Well, even though she was drinking and we chatted. There is still a little seed in there that got touched. Even if it’s just a little. I’m not holding on too much hope. Today anyway. I pray for her and us all the time. I know my partners routine. It was still a nice night for my soberversary dinner. And of course like a doofus I thought later yes we love each other. No question about it. But we don’t know how to feel and show love to each other. Maybe next time. I’m not good at these conversations either.
So I got that going for me
Wouldn’t it be great when you reach 30 plus years of marriage you were rewarded by knowing what your partner wants without having to talk about it. I mean C’MON!! We basically think and know everything else the other one is going to say. Why can’t God just give us this too?
Now maybe I can let this go for awhile. Enjoy the rest of the afternoon without thinking about it.

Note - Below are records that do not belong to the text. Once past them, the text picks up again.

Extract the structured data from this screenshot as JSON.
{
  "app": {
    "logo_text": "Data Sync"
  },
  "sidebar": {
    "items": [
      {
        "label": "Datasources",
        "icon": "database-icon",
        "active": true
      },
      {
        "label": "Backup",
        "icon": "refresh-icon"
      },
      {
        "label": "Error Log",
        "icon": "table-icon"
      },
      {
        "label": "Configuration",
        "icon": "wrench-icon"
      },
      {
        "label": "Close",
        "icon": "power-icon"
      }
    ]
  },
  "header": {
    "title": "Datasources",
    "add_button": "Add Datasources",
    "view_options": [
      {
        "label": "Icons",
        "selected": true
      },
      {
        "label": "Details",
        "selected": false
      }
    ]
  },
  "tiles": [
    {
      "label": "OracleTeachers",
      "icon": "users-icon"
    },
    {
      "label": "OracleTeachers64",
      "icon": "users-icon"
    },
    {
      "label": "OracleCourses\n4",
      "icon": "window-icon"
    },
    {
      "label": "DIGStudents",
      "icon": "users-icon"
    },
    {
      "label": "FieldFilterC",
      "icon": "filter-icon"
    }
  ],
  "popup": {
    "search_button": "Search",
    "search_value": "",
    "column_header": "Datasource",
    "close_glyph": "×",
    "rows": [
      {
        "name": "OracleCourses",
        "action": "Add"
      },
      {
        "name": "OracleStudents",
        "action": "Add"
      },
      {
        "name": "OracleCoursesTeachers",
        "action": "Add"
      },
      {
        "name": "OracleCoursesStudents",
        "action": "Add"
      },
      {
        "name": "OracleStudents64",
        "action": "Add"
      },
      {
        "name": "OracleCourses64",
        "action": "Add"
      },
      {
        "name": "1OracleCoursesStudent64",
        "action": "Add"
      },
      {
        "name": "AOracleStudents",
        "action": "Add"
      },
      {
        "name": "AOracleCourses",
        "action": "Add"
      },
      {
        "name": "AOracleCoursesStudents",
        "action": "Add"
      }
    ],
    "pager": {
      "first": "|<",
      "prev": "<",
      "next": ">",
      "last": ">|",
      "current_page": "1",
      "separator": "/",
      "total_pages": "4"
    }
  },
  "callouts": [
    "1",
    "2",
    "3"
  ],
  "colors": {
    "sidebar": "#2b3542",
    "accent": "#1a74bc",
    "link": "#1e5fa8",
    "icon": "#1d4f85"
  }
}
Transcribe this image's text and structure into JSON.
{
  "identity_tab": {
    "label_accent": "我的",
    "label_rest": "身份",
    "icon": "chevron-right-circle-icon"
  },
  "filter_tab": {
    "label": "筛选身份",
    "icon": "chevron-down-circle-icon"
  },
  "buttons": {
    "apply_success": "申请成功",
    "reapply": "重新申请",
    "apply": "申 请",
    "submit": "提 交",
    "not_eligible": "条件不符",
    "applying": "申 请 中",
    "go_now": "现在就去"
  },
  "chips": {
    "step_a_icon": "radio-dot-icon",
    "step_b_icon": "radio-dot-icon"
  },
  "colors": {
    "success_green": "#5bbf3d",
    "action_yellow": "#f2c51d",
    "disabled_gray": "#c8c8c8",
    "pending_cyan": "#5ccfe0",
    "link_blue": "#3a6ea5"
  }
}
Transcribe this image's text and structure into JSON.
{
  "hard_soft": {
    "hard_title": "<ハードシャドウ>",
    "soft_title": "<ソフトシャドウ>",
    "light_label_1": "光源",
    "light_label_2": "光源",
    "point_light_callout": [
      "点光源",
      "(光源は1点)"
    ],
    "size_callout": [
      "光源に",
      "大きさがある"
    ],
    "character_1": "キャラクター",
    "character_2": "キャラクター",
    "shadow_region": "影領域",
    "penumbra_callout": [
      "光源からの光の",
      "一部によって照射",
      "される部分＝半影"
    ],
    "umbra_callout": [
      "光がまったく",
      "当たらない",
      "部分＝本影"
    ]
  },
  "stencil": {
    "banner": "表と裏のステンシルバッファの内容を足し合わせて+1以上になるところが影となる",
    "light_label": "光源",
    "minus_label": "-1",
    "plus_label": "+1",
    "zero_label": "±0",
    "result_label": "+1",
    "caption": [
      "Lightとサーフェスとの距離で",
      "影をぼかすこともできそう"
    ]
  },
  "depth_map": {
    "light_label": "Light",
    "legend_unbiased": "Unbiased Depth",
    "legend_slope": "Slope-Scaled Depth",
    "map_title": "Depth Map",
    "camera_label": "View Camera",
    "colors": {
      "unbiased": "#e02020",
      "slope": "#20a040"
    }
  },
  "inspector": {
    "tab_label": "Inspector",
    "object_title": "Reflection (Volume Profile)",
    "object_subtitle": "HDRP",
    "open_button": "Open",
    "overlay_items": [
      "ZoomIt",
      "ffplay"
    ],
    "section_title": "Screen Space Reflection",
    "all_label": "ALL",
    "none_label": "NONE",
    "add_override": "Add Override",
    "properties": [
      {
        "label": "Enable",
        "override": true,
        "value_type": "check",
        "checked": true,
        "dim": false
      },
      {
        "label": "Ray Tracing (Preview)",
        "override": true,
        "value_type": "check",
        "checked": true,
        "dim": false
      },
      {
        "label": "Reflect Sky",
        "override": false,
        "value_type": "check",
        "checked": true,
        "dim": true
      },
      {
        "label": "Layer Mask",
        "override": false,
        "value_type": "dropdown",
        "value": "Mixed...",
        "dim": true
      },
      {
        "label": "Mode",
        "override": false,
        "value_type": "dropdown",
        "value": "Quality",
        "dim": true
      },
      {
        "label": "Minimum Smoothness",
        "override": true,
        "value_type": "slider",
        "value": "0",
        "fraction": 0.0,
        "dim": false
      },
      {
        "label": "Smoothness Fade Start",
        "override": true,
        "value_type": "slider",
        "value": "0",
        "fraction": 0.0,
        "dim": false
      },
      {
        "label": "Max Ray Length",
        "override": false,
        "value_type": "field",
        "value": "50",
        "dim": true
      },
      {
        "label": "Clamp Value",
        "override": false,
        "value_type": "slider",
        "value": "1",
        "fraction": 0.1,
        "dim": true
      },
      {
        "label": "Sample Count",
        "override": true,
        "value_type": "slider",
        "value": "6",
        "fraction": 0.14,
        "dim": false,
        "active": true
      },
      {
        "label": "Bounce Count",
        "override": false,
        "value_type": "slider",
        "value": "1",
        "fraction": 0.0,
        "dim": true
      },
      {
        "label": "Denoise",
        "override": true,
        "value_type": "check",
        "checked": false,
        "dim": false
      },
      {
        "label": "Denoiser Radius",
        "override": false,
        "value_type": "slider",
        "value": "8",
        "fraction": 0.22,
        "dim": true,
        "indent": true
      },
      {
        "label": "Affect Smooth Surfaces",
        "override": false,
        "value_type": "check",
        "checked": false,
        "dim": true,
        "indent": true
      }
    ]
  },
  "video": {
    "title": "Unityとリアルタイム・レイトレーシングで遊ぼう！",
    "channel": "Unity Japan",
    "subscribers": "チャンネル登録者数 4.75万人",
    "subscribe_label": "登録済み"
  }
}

Just to reiterate this thread is for ANYONE who wants to express their feelings about being affected by a loved one who drinks. No need to reply to my posts if you don’t want to. Just let out your own story if your willing and feel better. Never any judgement here. Just real life stories.
Simple steps. The dinner was a step forward. Even though the saying is that people don’t change, people do change and can change. Grow Is probably the better word.

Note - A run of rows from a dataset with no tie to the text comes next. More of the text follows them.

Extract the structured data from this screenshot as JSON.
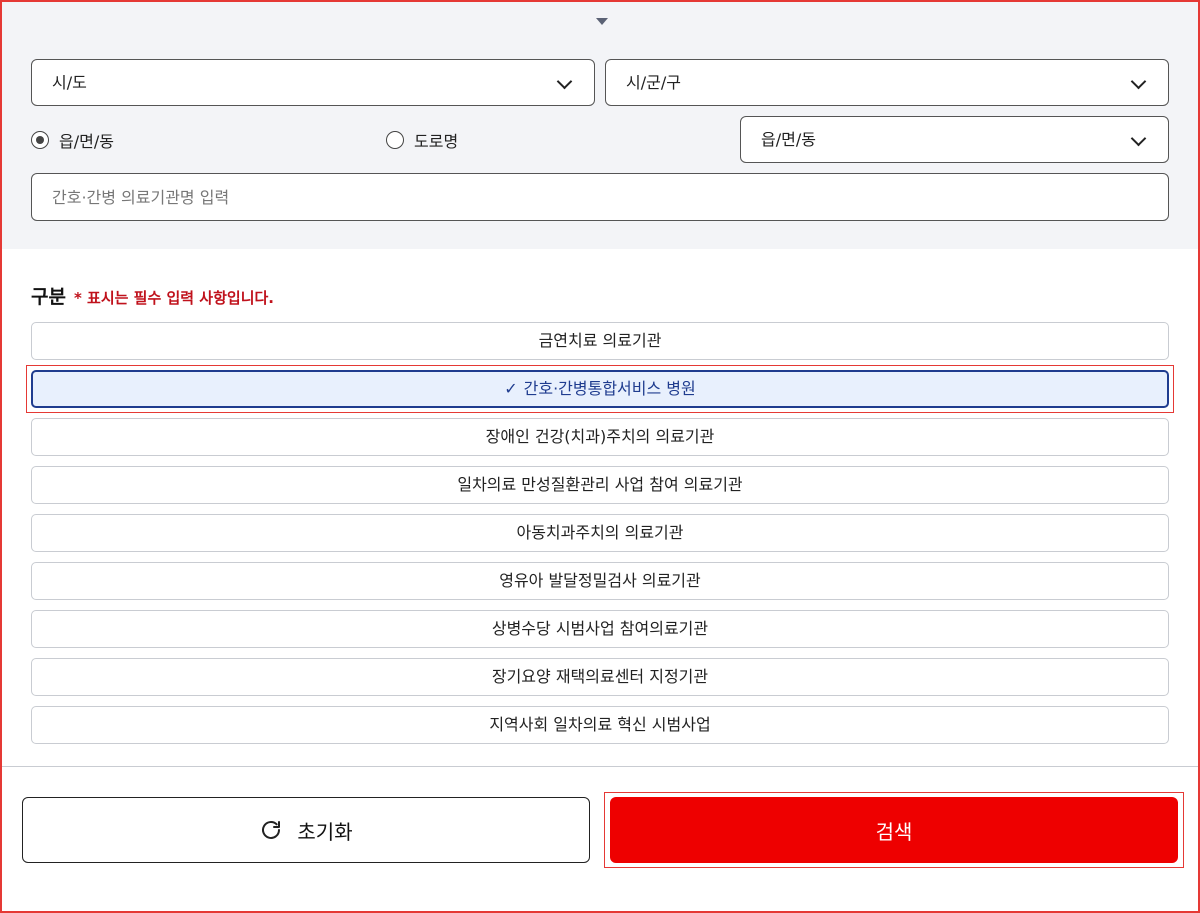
{
  "filters": {
    "sido": {
      "label": "시/도"
    },
    "sigungu": {
      "label": "시/군/구"
    },
    "address_type": {
      "options": [
        {
          "label": "읍/면/동",
          "selected": true
        },
        {
          "label": "도로명",
          "selected": false
        }
      ]
    },
    "dong": {
      "label": "읍/면/동"
    },
    "name_input": {
      "placeholder": "간호·간병 의료기관명 입력",
      "value": ""
    }
  },
  "category": {
    "title": "구분",
    "required_note": "* 표시는 필수 입력 사항입니다.",
    "items": [
      {
        "label": "금연치료 의료기관",
        "selected": false
      },
      {
        "label": "간호·간병통합서비스 병원",
        "selected": true
      },
      {
        "label": "장애인 건강(치과)주치의 의료기관",
        "selected": false
      },
      {
        "label": "일차의료 만성질환관리 사업 참여 의료기관",
        "selected": false
      },
      {
        "label": "아동치과주치의 의료기관",
        "selected": false
      },
      {
        "label": "영유아 발달정밀검사 의료기관",
        "selected": false
      },
      {
        "label": "상병수당 시범사업 참여의료기관",
        "selected": false
      },
      {
        "label": "장기요양 재택의료센터 지정기관",
        "selected": false
      },
      {
        "label": "지역사회 일차의료 혁신 시범사업",
        "selected": false
      }
    ]
  },
  "actions": {
    "reset_label": "초기화",
    "search_label": "검색"
  },
  "colors": {
    "accent_red": "#ee0000",
    "selected_blue": "#1f3c8f",
    "note_red": "#c0121c"
  }
}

Had a lot of thoughts since I’ve read your two post and right now I don’t feel going into the thoughts.
Intimacy encompasses so much. There are different kinds of intimacy. There are different ways to have intimacy and to share/ give it.
You want to go for a walk on the beach. With her. Sunset. Would you compromise and do it earlier in the day. Would she agree to that.
Could you stand 3 feet apart and hold each other’s hands. Maybe so maybe not.
What do we all want? A lot of us would just like to be treated like we treat our pets. Snuggled petted, pampered things like that.
That’s too much sometimes when it hasn’t been like that.
She may have needs she feels like aren’t getting met. It might be you each could put four different needs on pieces of paper. Color coded. Each of you could draw one of the other persons needs out of the jar and y’all can discuss it.
Or the other person could just read it and choose whether or not they wanted to discuss it or not. It might be too much for discussion.
But it would be opening it up a little more.
It’s not saying that there is a problem. It’s saying that there’s room for enrichment.
I was thinking that you two could get a book of a common interest. Sit on the couch close enough together where you can both look at the same book and read the book together or look at the pictures. You’re physically close to each other. Hopefully doing something that you could both enjoy.
If you feel like throwing your arm around her casually then do it. Simple things.
To me you have a lot, or a good bit, of intimacy in your relationship with a lot of your interaction.
But you’re missing some of the other types of intimacy.
It might be that if talking about these things is too difficult, you could be in two separate rooms and do it texting. Same room might be best.
Simple steps. With hope. And gratitude for each step that goes forward.
I totally understand that panic. My children know I’m on this app, and I’ve encouraged them to join in. I had a moderator delete a very personal thread I’d created, because although they know about past trauma in my life, I didn’t want it to be here in black and white for them to obsess and worry over. But my husband… no, absolutely not. I desperately need a safe place to share that’s just for me. I believe it’s ok to be selfish when it comes to my sobriety and my healing.
Wow, no way I would let anyone I know know I’m here and how to find me on TS. Like @SassyRocks sayed: This is my safe place I come to share and read.